À peine avais-je franchi la porte, toujours laissée ouverte en dépit de mes recommandations, qu’une voix familière m’accueillit : « Qui arrive ? Aska, c’est toi, ma fille ? » Aska est le diminutif polonais de Joanna. Je suis traductrice de polonais, la langue que m’ont léguée mes grands-parents, tous deux originaires du sud de la Pologne. En longeant le couloir pour rejoindre ma grand-mère dans la cuisine, j’eus un pincement au cœur. Je me revis enfant, rentrant de l’école et venant m’asseoir à cette table, à la place même où se trouvait ma grand-mère, pour goûter des cornichons au sel.

Babcia, comme je l’appelle, ne faisait rien. Ses mains étaient posées devant elle, sur la toile cirée, mais ses yeux brillaient en me regardant. « Tu es venue pour mon anniversaire ? » Nous étions en mars, elle est née en juillet. Je ne la démentis pas et, malgré ses petits oublis, je fus rassurée de la trouver aussi enjouée que toujours.

« En me réveillant dans mon lit d’ado, j’avais presque oublié la raison de ma venue : je me sentais bien, prête à profiter de la compagnie de ma Babcia »                                  

Le lendemain, en me réveillant dans mon lit d’ado, j’avais presque oublié la raison de ma venue : je me sentais bien, prête à profiter de ces quelques jours de repos (pourtant, un travail assez urgent m’attendait à Paris) et de la compagnie de ma Babcia. Celle-ci, bien qu’un peu fatiguée par sa chute, allait mieux que prévu, et j’étais convaincue qu’elle pouvait rester encore quelque temps chez elle, à condition de mettre en place des visites quotidiennes. Trois jours plus tard, le 16 mars, je fus prise au dépourvu en écoutant le président de la République annoncer le confinement : jusque-là je ne m’étais pas inquiétée de l’épidémie. Prise par mon travail qui me faisait oublier mes problèmes, je n’en avais pas eu le temps.

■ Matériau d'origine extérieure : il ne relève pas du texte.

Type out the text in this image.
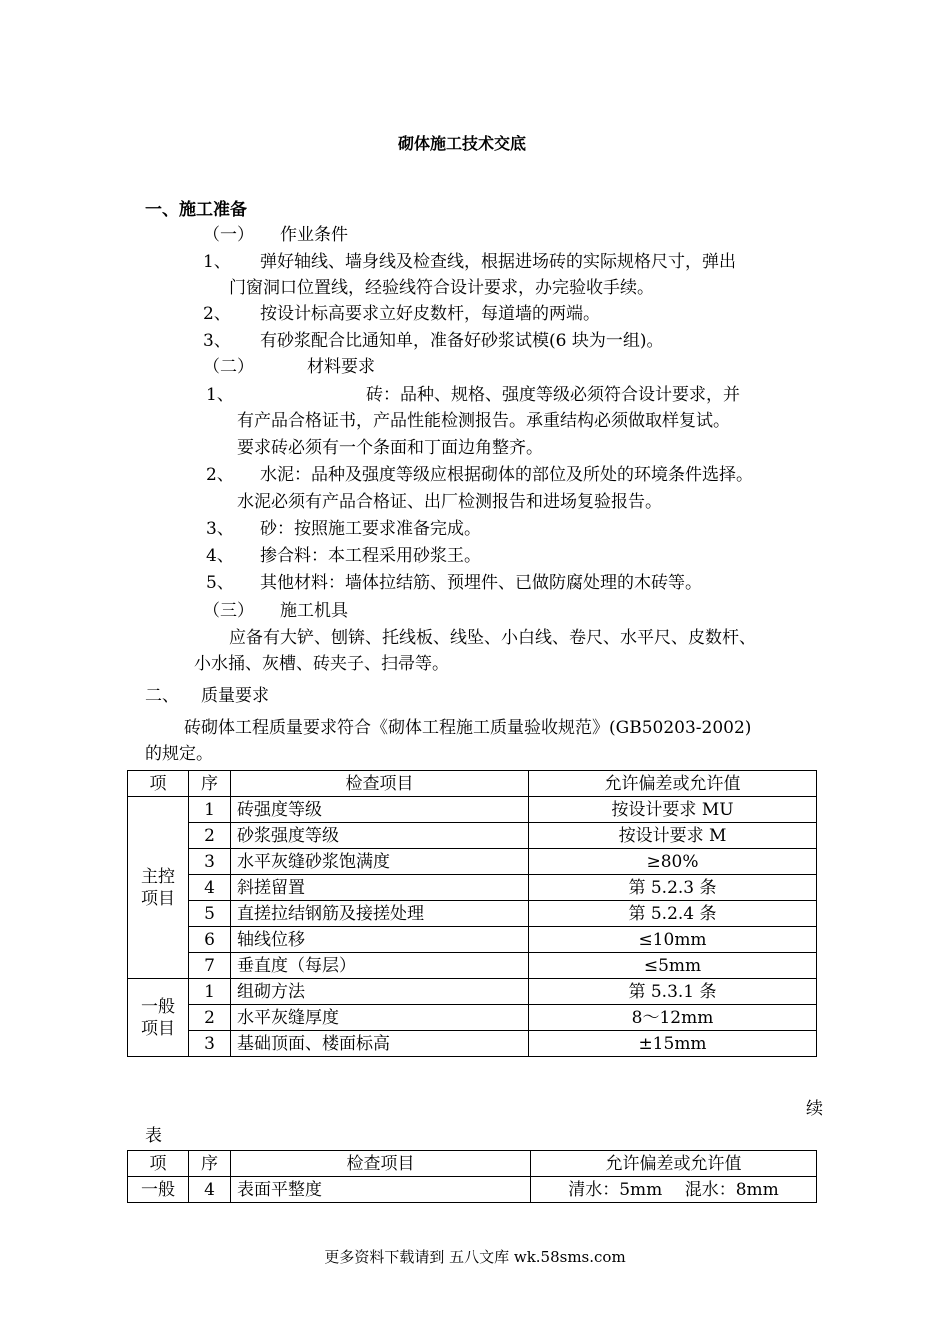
砌体施工技术交底
一、施工准备
（一） 作业条件
1、 弹好轴线、墙身线及检查线，根据进场砖的实际规格尺寸，弹出
门窗洞口位置线，经验线符合设计要求，办完验收手续。
2、 按设计标高要求立好皮数杆，每道墙的两端。
3、 有砂浆配合比通知单，准备好砂浆试模(6 块为一组)。
（二）	材料要求
1、	砖：品种、规格、强度等级必须符合设计要求，并
有产品合格证书，产品性能检测报告。承重结构必须做取样复试。
要求砖必须有一个条面和丁面边角整齐。
2、 水泥：品种及强度等级应根据砌体的部位及所处的环境条件选择。
水泥必须有产品合格证、出厂检测报告和进场复验报告。
3、 砂：按照施工要求准备完成。
4、 掺合料：本工程采用砂浆王。
5、 其他材料：墙体拉结筋、预埋件、已做防腐处理的木砖等。
（三） 施工机具
应备有大铲、刨锛、托线板、线坠、小白线、卷尺、水平尺、皮数杆、
小水捅、灰槽、砖夹子、扫帚等。
二、 质量要求
砖砌体工程质量要求符合《砌体工程施工质量验收规范》(GB50203-2002)
的规定。
项	序	检查项目	允许偏差或允许值
主控
项目	1	砖强度等级	按设计要求 MU
	2	砂浆强度等级	按设计要求 M
	3	水平灰缝砂浆饱满度	≥80%
	4	斜搓留置	第 5.2.3 条
	5	直搓拉结钢筋及接搓处理	第 5.2.4 条
	6	轴线位移	≤10mm
	7	垂直度（每层）	≤5mm
一般
项目	1	组砌方法	第 5.3.1 条
	2	水平灰缝厚度	8～12mm
	3	基础顶面、楼面标高	±15mm
续
表
项	序	检查项目	允许偏差或允许值
一般	4	表面平整度	清水：5mm　 混水：8mm
更多资料下载请到 五八文库 wk.58sms.com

Je décidai de passer les deux semaines suivantes chez ma grand-mère : je n’avais pas le courage de reprendre le train puis de rester enfermée dans mon studio mal isolé. Et personne ne m’attendait à Paris. J’y avais quelques amis de mon âge – la petite quarantaine –, mais la plupart avaient de jeunes enfants et peu de temps à consa-crer à l’amitié. J’obtins un délai de l’éditeur pour qui je travaillais, m’achetai un nouvel ordinateur, et un de mes voisins, qui avait un double de ma clé, me permit de récupérer mon travail en cours. J’organisai dans ma chambre un espace bureau confortable. Souvent, j’attendais que la nuit soit tombée, et Babcia endormie, pour me mettre au travail. Dans la journée, j’entrepris de travailler au jardin, un peu délaissé depuis la mort de mon grand-père : une découverte pour moi, qui ai vécu toute ma vie d’adulte dans un appartement. 

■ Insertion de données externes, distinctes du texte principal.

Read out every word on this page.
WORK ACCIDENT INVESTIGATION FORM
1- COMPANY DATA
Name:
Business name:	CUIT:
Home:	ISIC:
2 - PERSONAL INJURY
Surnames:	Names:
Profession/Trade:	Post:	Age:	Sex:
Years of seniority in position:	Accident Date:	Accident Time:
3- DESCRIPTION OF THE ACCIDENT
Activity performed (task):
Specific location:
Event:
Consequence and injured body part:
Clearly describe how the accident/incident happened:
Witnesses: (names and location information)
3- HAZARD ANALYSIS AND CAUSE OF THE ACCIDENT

Une vie plus douce, plus riche

Au bout des quinze jours, je décidai de prolonger mon séjour à la campagne : je n’avais plus envie de quitter Babcia, sa maison, ses vieux meubles, qui me replongeaient dans l’enfance aussi sûrement que ses recettes polonaises. Je m’occupais des courses, elle cuisinait. Les nouvelles de mes amis parisiens me confortaient dans mon choix : séances de sport en ligne, disputes conjugales et apéros Zoom, alors que j’avais un jardin pour faire de l’exercice, une grand-mère adorable, qui ne disait pas non à un petit verre de vin ou de vodka. Avez-vous deviné la suite ? Hors deux allers-retours à Paris pour chercher des affaires (persuadée de ne partir que quelques jours, je n’avais presque pas pris de vêtements) et rencontrer des employeurs, je n’ai pas quitté la maison de ma grand-mère. Pour son anniversaire, j’ai invité quelques voisins pour un pique-nique dans le jardin. Je me sens chez moi dans un village que j’ai quitté il y a vingt-huit ans et où je n’aurais jamais pensé revenir, sauf pour des vacances ou de brèves visites. Pour le moment, je n’envisage pas de retourner vivre à Paris, et Babcia a vu s’éloigner la menace de la maison de retraite. Je ne sais pas si ma présence l’a fait rajeunir ou si c’est moi qui ai découvert sa jeunesse d’esprit, mais notre cohabitation est très joyeuse ; je ne la vois plus seulement comme ma grand-mère, mais comme une amie. Ce virus a chamboulé ma vie d’une manière qui m’étonne encore, en me faisant prendre une décision que je n’avais jamais envisagée : j’ignore ce que l’avenir nous réserve, à Babcia et à moi, mais je sais que je ferai mon possible pour rester aussi longtemps que possible à ses côtés. Aujourd’hui, j’ai autant besoin d’elle qu’elle a besoin de moi.